Basic Income can be financed (for example) from the savings made in administrating present social welfare and tax incentive schemes, and a general reduction of needless bureaucracy and fraud management. Inheritance and super-wealth tax or continent wide VAT schemes are other possibilities. The social ownership of natural resources is another possibility (see for example Norway’s management of its oil industry which benefits all citizens and not just the wealthy investors). A proven reduction in public expenditure due to less crime and less ill-health can help fund Basic Income.

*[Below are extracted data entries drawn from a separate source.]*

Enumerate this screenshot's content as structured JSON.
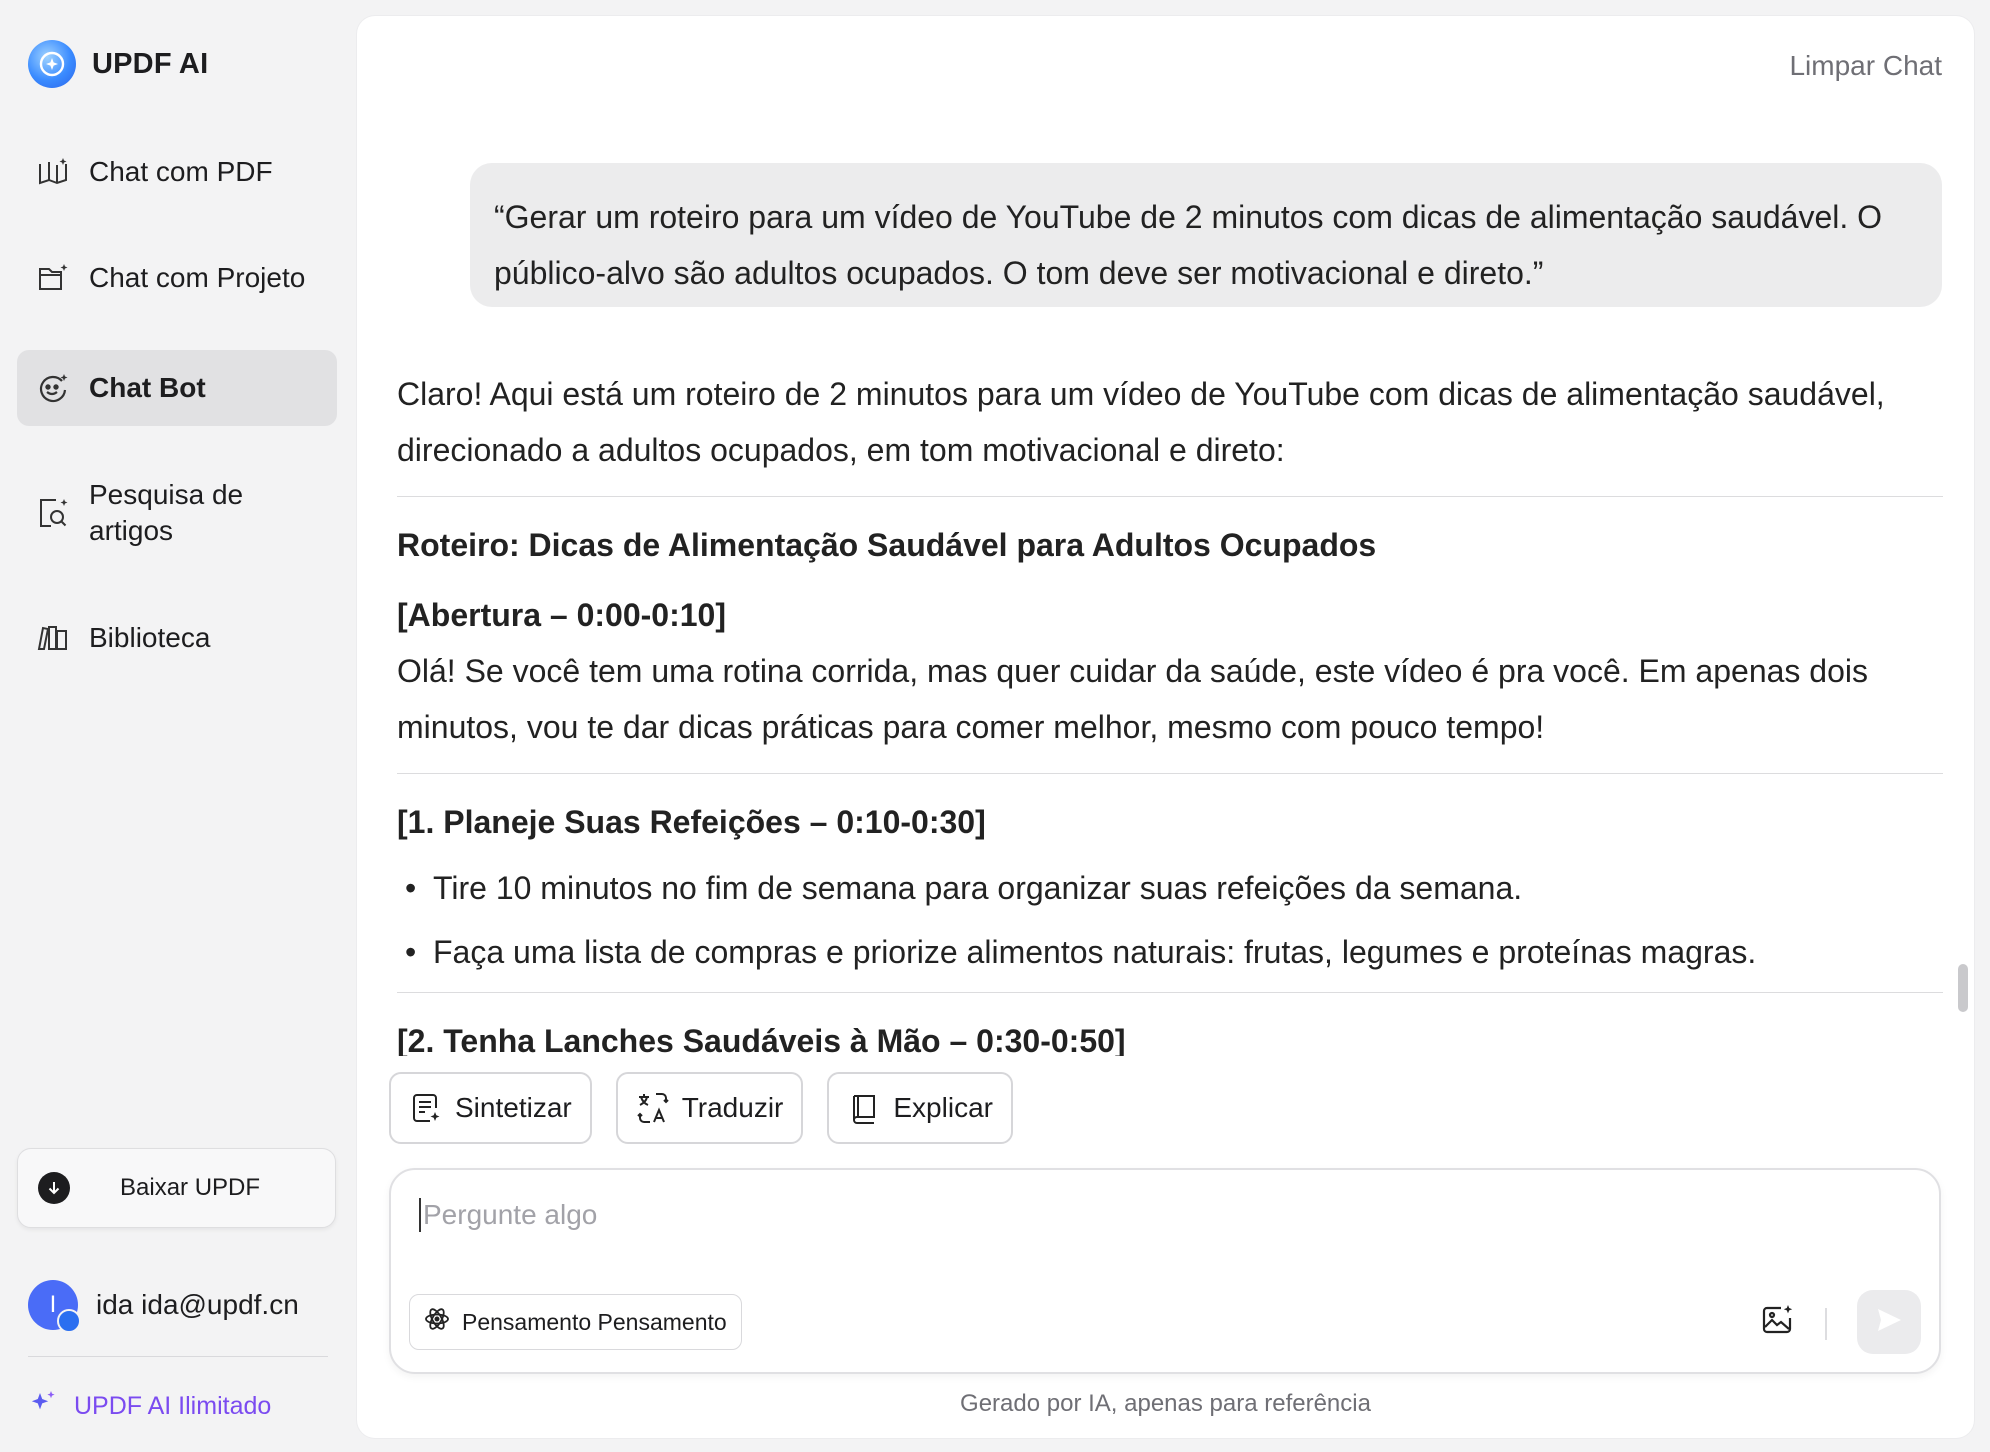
{
  "brand": {
    "name": "UPDF AI"
  },
  "sidebar": {
    "items": [
      {
        "label": "Chat com PDF",
        "icon": "book-sparkle-icon"
      },
      {
        "label": "Chat com Projeto",
        "icon": "folder-sparkle-icon"
      },
      {
        "label": "Chat Bot",
        "icon": "bot-face-icon",
        "active": true
      },
      {
        "label": "Pesquisa de artigos",
        "icon": "doc-search-icon"
      },
      {
        "label": "Biblioteca",
        "icon": "library-icon"
      }
    ],
    "download_label": "Baixar UPDF",
    "user": {
      "initial": "I",
      "label": "ida ida@updf.cn"
    },
    "upgrade_label": "UPDF AI Ilimitado"
  },
  "header": {
    "clear_chat": "Limpar Chat"
  },
  "chat": {
    "user_message": "“Gerar um roteiro para um vídeo de YouTube de 2 minutos com dicas de alimentação saudável. O público-alvo são adultos ocupados. O tom deve ser motivacional e direto.”",
    "answer": {
      "intro": "Claro! Aqui está um roteiro de 2 minutos para um vídeo de YouTube com dicas de alimentação saudável, direcionado a adultos ocupados, em tom motivacional e direto:",
      "title": "Roteiro: Dicas de Alimentação Saudável para Adultos Ocupados",
      "section1_heading": "[Abertura – 0:00-0:10]",
      "section1_text": "Olá! Se você tem uma rotina corrida, mas quer cuidar da saúde, este vídeo é pra você. Em apenas dois minutos, vou te dar dicas práticas para comer melhor, mesmo com pouco tempo!",
      "section2_heading": "[1. Planeje Suas Refeições – 0:10-0:30]",
      "section2_bullets": [
        "Tire 10 minutos no fim de semana para organizar suas refeições da semana.",
        "Faça uma lista de compras e priorize alimentos naturais: frutas, legumes e proteínas magras."
      ],
      "section3_heading": "[2. Tenha Lanches Saudáveis à Mão – 0:30-0:50]"
    }
  },
  "actions": {
    "summarize": "Sintetizar",
    "translate": "Traduzir",
    "explain": "Explicar"
  },
  "composer": {
    "placeholder": "Pergunte algo",
    "value": "",
    "thinking_label": "Pensamento Pensamento"
  },
  "footer": {
    "disclaimer": "Gerado por IA, apenas para referência"
  },
  "colors": {
    "accent": "#7b4bf0",
    "brand_blue": "#3a8bff",
    "active_bg": "#e1e1e3"
  }
}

“In Europe and the US, democracy is being dismantled. People are deprived of their rights. There is a growing oligarchy. An unconditional basic income gives democracy a fresh breeze, refreshes human rights and empowers people. In the wage-depending [economy], a residual of the mentality of slavery lives on. I sell my lifetime for a certain time; in return, I have free time. That has nothing to do with work and the meaning of work but with disciplining and power over others.” ~ Eric Schmidt, Swiss Basic Income advocate.
Increasing mechanisation of work whereby humans are more redundant and increasing unemployment in traditional areas into the future make Basic Income an important consideration for the future.